Certain 2016 income tax rate changes may need to be reflected in your interim financial statements under IFRS, ASPE or US GAAP.
If you are involved in preparing financial reports for corporations or other organizations, certain 2016 income tax rate and other changes may need to be reflected in your interim period financial statements under International Financial Reporting Standards (IFRS), Accounting Standards for Private Enterprises (ASPE) or U.S. generally accepted accounting principles (U.S. GAAP).
Although the federal general income tax rate for 2016 has not changed, New Brunswick and Newfoundland and Labrador have both increased their general corporate income tax rates for 2016. Note that Quebec’s gradual reduction of its general corporate tax rate as proposed in its 2015 budget is still not substantively enacted or enacted for tax accounting purposes. Under the proposal, Quebec plans to gradually reduce its general corporate tax rate to 11.5% (from the 11.9% current level) over four years starting in 2017.
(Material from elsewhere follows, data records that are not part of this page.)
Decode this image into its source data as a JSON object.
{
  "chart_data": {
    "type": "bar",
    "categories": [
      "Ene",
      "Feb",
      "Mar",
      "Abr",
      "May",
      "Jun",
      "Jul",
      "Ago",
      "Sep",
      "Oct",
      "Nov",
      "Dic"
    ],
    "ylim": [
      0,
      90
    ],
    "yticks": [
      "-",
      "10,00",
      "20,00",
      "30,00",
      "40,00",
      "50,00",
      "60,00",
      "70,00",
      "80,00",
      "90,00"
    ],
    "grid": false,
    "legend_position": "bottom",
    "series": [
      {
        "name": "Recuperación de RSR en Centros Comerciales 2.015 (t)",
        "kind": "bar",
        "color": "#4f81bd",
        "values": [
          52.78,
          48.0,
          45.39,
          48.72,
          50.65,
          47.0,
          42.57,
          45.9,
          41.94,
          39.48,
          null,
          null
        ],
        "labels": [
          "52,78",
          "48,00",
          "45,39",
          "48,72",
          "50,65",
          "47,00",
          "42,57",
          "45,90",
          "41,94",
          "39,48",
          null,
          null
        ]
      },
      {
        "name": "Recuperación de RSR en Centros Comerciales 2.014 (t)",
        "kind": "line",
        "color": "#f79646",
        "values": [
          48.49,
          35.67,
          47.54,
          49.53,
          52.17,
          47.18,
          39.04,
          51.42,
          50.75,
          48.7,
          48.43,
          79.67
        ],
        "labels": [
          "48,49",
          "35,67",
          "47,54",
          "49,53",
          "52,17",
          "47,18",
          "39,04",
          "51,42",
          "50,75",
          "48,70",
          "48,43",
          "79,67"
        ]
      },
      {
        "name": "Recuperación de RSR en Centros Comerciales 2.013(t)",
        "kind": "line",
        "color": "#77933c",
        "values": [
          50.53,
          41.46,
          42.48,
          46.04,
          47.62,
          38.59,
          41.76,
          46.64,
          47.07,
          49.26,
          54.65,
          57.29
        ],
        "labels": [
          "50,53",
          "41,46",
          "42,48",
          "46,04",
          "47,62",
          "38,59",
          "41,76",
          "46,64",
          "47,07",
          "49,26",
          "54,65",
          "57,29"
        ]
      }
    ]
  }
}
The federal small business income tax rate had been scheduled to fall but the federal government cancelled further cuts in the rate in its 2016 budget. (The rate was scheduled to fall to 9% by 2019.) As a result, the federal small business rate will remain at its current level of 10.5% for 2016 and subsequent years. Two provinces, Alberta and New Brunswick, both decreased their small business tax rates.